An auteur such as Varda is the author of her films. Even with her successes in France and the United States, she continues to shoot low-budget films and raises the funds for all of her projects each time she makes a documentary or a feature-length film, yet she always collaborates with cast and crew to make an indelible portrait of the human condition.
In 1985 Varda made one of her most beloved and successful films. Sans Toit Ni Loi(Without a Roof or a Law) and as we know this film in the States as Vagabond.The film's opening scene is the death of Mona played by Sandrine Bonnaire. Mona lays dead in an open ditch along the road. Police officers begin to gather clues into who she was in life. From this point on the film looks at Mona from the point of view of the people she had met along the way to her death. Citizen Kane(1941) follows a similar structure to Vagabond as both films are creating a structural portrait from the point of view of how others each saw the main character. The first time I watched Vagabond I remember thinking never had a watched a character who you had empathy for yet could not ever really understand. Mona was dirty, lonely, and on a quest for complete and total freedom. Filming Mona with wide shots of the open landscape in France we see the beauty of the open road against Mona's fragility in the cold landscape and the way her life unfolds without structure.

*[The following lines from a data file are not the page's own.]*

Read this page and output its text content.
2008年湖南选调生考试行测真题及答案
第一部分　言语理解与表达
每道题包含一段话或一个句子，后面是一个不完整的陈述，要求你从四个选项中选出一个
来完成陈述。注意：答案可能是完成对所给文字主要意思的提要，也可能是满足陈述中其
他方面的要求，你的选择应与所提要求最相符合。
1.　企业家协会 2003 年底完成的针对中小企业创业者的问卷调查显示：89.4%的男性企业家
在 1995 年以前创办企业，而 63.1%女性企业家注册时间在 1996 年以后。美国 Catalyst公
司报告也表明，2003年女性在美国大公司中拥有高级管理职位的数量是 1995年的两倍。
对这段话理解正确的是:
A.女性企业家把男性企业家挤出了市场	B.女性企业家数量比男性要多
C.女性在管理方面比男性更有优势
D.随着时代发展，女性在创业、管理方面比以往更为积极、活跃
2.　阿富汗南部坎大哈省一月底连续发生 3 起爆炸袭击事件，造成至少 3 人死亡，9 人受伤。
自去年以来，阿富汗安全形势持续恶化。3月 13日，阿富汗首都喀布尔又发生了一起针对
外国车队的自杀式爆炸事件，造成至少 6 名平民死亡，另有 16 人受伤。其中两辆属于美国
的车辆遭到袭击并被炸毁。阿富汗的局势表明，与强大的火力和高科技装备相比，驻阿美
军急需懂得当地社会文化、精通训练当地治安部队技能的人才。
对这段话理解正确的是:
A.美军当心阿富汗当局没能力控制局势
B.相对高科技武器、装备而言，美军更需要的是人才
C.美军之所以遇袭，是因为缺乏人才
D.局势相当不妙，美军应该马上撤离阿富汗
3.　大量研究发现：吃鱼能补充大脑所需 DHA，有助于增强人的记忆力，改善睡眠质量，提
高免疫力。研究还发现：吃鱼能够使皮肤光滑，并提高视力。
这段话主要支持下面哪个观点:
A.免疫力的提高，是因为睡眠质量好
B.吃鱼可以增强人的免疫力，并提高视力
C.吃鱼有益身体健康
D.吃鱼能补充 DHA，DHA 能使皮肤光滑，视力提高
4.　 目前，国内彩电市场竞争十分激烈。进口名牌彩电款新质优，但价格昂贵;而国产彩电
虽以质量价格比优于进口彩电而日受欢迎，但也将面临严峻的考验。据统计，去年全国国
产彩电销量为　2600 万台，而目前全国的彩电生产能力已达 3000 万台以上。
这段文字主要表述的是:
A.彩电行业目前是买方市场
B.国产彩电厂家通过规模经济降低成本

Varda's documentaries such as Faces, Places (2017) a collaboration with J.R. a photographer and muralist, and her 2017 Academy Honorary Award she received, make her unstoppable at 89 years young. Varda's documentaries and films help us to look past the constructed social archetypes and see people in all of their flaws and glory. Varda's cinema is of life and the richness of people on their own terms. Never a Hollywood ending or clichè but an inspiration to all filmmakers who strive to write their own visual story in an authentic way.